6-course renaissance lute

Six-course lutes emerged towards the end of the 15th century and they become a standard instrument for nearly a century. These lutes are ideal for exploring a vast assortment Italian, German, and Spanish music of the 16th century. Early six-course lutes often exhibit a slender body profile known as the pearl form and they were mostly built using either nine or eleven broad ribs. I build a variety of 6-course models after makers such as Hans Frei, Magno Tieffenpruchar, and my own designs.

7-course renaissance lute

Towards the middle of the 16th century players and composers began to experiment with an additional bass course that could be tuned in either F or D adding a greater musical range. At the same time Venetian builders expanded the narrower Bolognese body forms and increased the number of ribs used to construct the bowl. A seven course lute is a good choice for those who want a slightly more versatile renaissance instrument but want to retain the essential simplicity of the early renaissance lute. Hieber, Frei and Tieffenpruchar forms are available depending on desired pitch and string length.

8-course renaissance lute

The 8-course lute has become a standard for modern Renaissance lutenists despite not being especially prevalent during the 16th or 17th centuries. The now ubiquitous 8-course lute adds F and D bass notes increasing the compass and versatility of the instrument for, although the earlier 6-course repertoire becomes less satisfying. The 8-course has become a favored instrument for the generalist who wants to explore a broad range of Renaissance solo lute music and some basic accompaniment. Hieber, Frei and Tieffenpruchar forms are available depending on desired pitch and string length.

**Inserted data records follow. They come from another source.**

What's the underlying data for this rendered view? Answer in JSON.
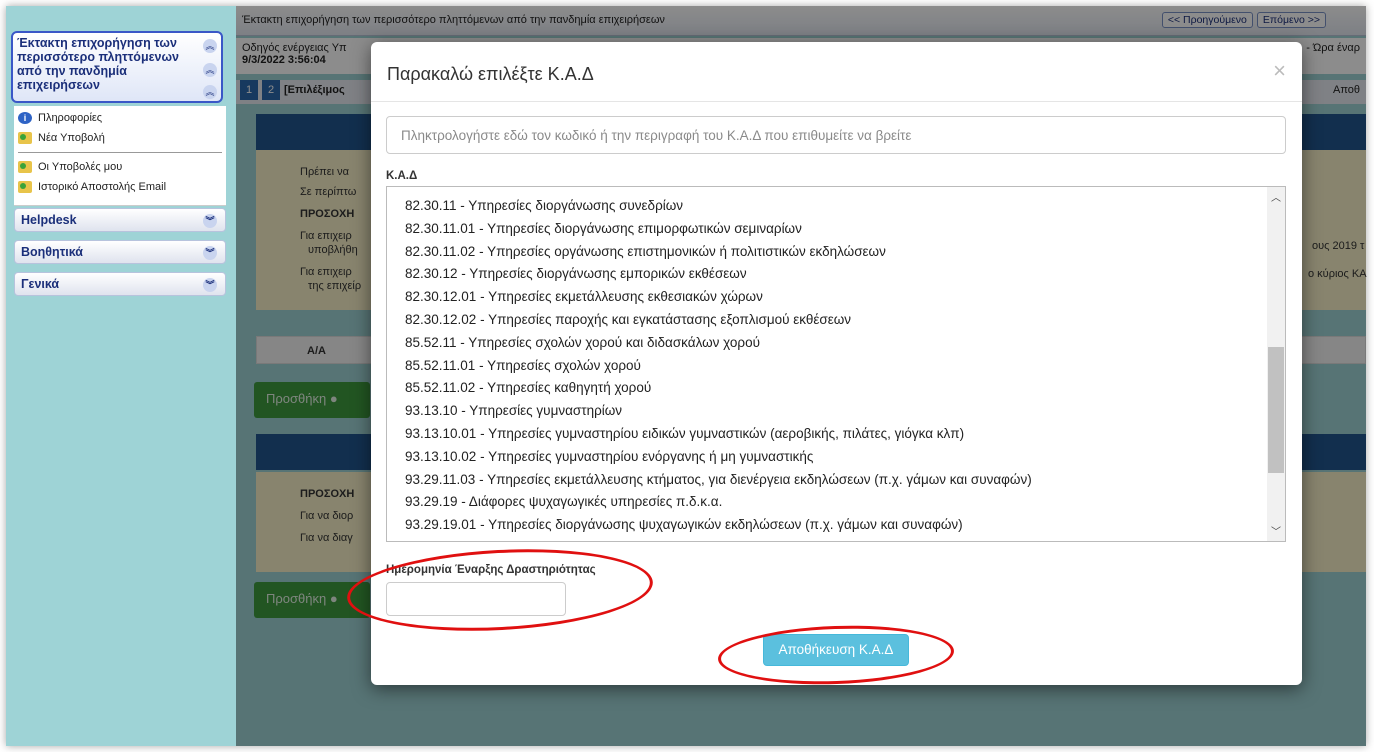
{
  "sidebar": {
    "panel_title": "Έκτακτη επιχορήγηση των περισσότερο πληττόμενων από την πανδημία επιχειρήσεων",
    "links": [
      {
        "label": "Πληροφορίες",
        "icon": "info-icon"
      },
      {
        "label": "Νέα Υποβολή",
        "icon": "folder-icon"
      },
      {
        "label": "Οι Υποβολές μου",
        "icon": "folder-icon"
      },
      {
        "label": "Ιστορικό Αποστολής Email",
        "icon": "folder-icon"
      }
    ],
    "categories": [
      "Helpdesk",
      "Βοηθητικά",
      "Γενικά"
    ]
  },
  "topbar": {
    "title": "Έκτακτη επιχορήγηση των περισσότερο πληττόμενων από την πανδημία επιχειρήσεων",
    "prev": "<< Προηγούμενο",
    "next": "Επόμενο >>"
  },
  "infobar": {
    "guide": "Οδηγός ενέργειας Υπ",
    "datetime": "9/3/2022 3:56:04",
    "right": "- Ώρα έναρ"
  },
  "steps": {
    "s1": "1",
    "s2": "2",
    "label": "[Επιλέξιμος"
  },
  "background": {
    "bullets1": [
      "Πρέπει να",
      "Σε περίπτω",
      "ΠΡΟΣΟΧΗ",
      "Για επιχειρ",
      "υποβλήθη",
      "Για επιχειρ",
      "της επιχείρ"
    ],
    "right_text1": "ους 2019 τ",
    "right_text2": "ο κύριος ΚΑ",
    "table_header": "Α/Α",
    "add_button": "Προσθήκη",
    "bullets2": [
      "ΠΡΟΣΟΧΗ",
      "Για να διορ",
      "Για να διαγ"
    ],
    "save_top": "Αποθ"
  },
  "modal": {
    "title": "Παρακαλώ επιλέξτε Κ.Α.Δ",
    "close": "×",
    "search_placeholder": "Πληκτρολογήστε εδώ τον κωδικό ή την περιγραφή του Κ.Α.Δ που επιθυμείτε να βρείτε",
    "kad_label": "Κ.Α.Δ",
    "items": [
      "82.30.11 - Υπηρεσίες διοργάνωσης συνεδρίων",
      "82.30.11.01 - Υπηρεσίες διοργάνωσης επιμορφωτικών σεμιναρίων",
      "82.30.11.02 - Υπηρεσίες οργάνωσης επιστημονικών ή πολιτιστικών εκδηλώσεων",
      "82.30.12 - Υπηρεσίες διοργάνωσης εμπορικών εκθέσεων",
      "82.30.12.01 - Υπηρεσίες εκμετάλλευσης εκθεσιακών χώρων",
      "82.30.12.02 - Υπηρεσίες παροχής και εγκατάστασης εξοπλισμού εκθέσεων",
      "85.52.11 - Υπηρεσίες σχολών χορού και διδασκάλων χορού",
      "85.52.11.01 - Υπηρεσίες σχολών χορού",
      "85.52.11.02 - Υπηρεσίες καθηγητή χορού",
      "93.13.10 - Υπηρεσίες γυμναστηρίων",
      "93.13.10.01 - Υπηρεσίες γυμναστηρίου ειδικών γυμναστικών (αεροβικής, πιλάτες, γιόγκα κλπ)",
      "93.13.10.02 - Υπηρεσίες γυμναστηρίου ενόργανης ή μη γυμναστικής",
      "93.29.11.03 - Υπηρεσίες εκμετάλλευσης κτήματος, για διενέργεια εκδηλώσεων (π.χ. γάμων και συναφών)",
      "93.29.19 - Διάφορες ψυχαγωγικές υπηρεσίες π.δ.κ.α.",
      "93.29.19.01 - Υπηρεσίες διοργάνωσης ψυχαγωγικών εκδηλώσεων (π.χ. γάμων και συναφών)"
    ],
    "date_label": "Ημερομηνία Έναρξης Δραστηριότητας",
    "date_value": "",
    "save_label": "Αποθήκευση Κ.Α.Δ"
  },
  "colors": {
    "accent_blue": "#21568f",
    "button_info": "#5bc0de",
    "annotation_red": "#e01010",
    "sidebar_bg": "#9ed3d6"
  }
}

10-course renaissance lute

As the final form in the evolution of the of the renaissance lute, the 10-course lute has enormous potential for both solo and ensemble music. 10-course lutes came in many forms including several with extended necks and stepped nuts systems that addressed the acoustic difficulties of shorter bass strings. A good choice for its versatility but not ideal for someone wanting to concentrate on early renaissance music. I have built several 10-course lutes with the so-called “double-dutch” neck extensions often seen in Flemish painting of the 17th century.